To say that
the US and Argentine governments do not see eye to eye on the ways and means of
dealing with the challenge of drug trafficking is more than an understatement.
Last week, Security Secretary Sergio Berni rebuked what sounded like a US State
Department’s critical comment about Argentina still facing “the challenge of
controlling the Triple Frontier” with the phrase “they export death.”
There are,
in fact, some clear and present policy differences between both countries. One
case in point is the role of the military in combating drug trafficking.
To cite the
US’ Joint Military Southern Command’s mission statement: “We work with our
partners to address the growing threat of transnational organized crime (...)
Drug trafficking represents the epicentre of illicit trafficking, serving as
the predominant means by which Transnational Criminal Organizations obtain
money and increased power in the region” (http://www.southcom.mil/ourmissions).
The
Argentine position is that the armed forces have no business in fighting crime.
As this daily reported on January 18, Defence Minister Agustín Rossi pointed
out that “the National Defence Law prevents the Armed Forces from taking part
in any kind of domestic activity” and made it clear that “President Cristina
Fernández de Kirchner was not planning to reopen the debate on the issue.” Some
readers might think that this is in blatant contradiction with the Army’s
current participation in social work. They may be right.
But back to
the drugs issue. There is abundant evidence that a number of consignments which
leave Argentina, have Europe as a point of arrival. Just remember the 944
kilograms of cocaine seized by the authorities on arrival in Spain, in an
aircraft chartered by — at least — one of the Juliá brothers back in 2011.

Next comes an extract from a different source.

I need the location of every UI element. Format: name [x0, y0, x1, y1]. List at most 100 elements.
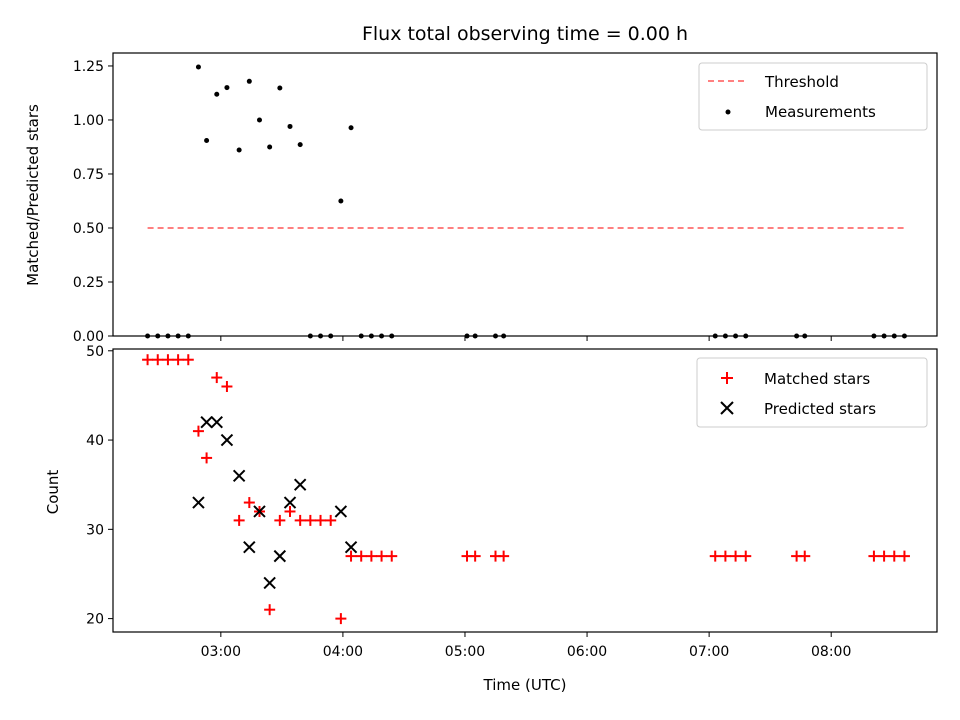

Consequently, a number of EU countries cooperate permanently with Argentina.
And this “condemns” the US and Argentina to cooperate with each other, given
that both share partnerships with the Europeans. In fact it seems safe to say
that — in spite of the shouting matches — the US’ DEA and Argentina cooperate
already.
But over
and above policy differences, international cooperation in this kind of issues
often presents practical problems. Take the case of the so-called “controlled
deliveries.” It involves one drug enforcement authority letting a detected
consignment leave its frontiers, in coordination with their counterparts in the
destination country. This allows the latter to tail the consignment in order to
capture the recipients and get hold of the big fish. Wise as this might seem,
it has difficulties. In the case of Argentina, the power to authorize such an
operation rests with the judiciary. But in many European countries, the
authority is in the hands of the enforcement agencies. And reaching agreements
between those two different lines of business is not always easy. This is just
one example of why good cooperation relations are necessary. Even for hardened
professional law-enforcement people, life is easier if their masters are not
exchanging derogatory comments.
So what
triggered the last confrontation? It is suggested that too many words with too
little spin. Take, for example, the first salvo about the triple frontier. It
is no secret that the place is a trouble spot. Argentina knows, and the US
knows that Argentina knows. So the wording of the report seemed aimed at
putting more pressure on Argentina to work harder and — possibly — to allow the
US to offer more help. Or to get involved. But those that drafted the State
Department’s report, and whoever cleared it for publication, did not take into
account Argentina’s internal political situation. It was quite predictable that
the opposition press and politicians would pick up the report’s message and use
it to fire a broadside against the government.
Berni’s
harsh words were — in this context — almost predictable, given the
“Cristinista” political style. Berni raised the ante and was — many would say —
outright insulting. It was his way of saying “we do not give in to pressure and
you know it, so you are not being helpful.” In fact, if the US wanted to
achieve any kind of change, it had many more chances to achieve the objective
through discreet negotiations.
But Sergio
Berni also lost. Government administration, included specifically-targeted funding
is not decided by gods. They are decided by frail individuals. And among these
frailties we should count that of not liking to be called “death exporters.” So
any Argentine application to Washington for funding in that class of issues, or
other kind of help, might be rejected or delayed.
So what to
do next time? — and sooner or later there will be a next time. A healthy ration
of spin used by both sides could do the trick. For the unaware: “spin” is a
word coined in the US but then re-coined in the UK — and to the level of total
copyright ownership — by former Prime Minister Tony Blair’s people. It
essentially means: “Twist and turn so as to give an intended interpretation to
a message in order to make it less embarrassing.” Please note. It is not about
lying. It is about all involved limiting embarrassment.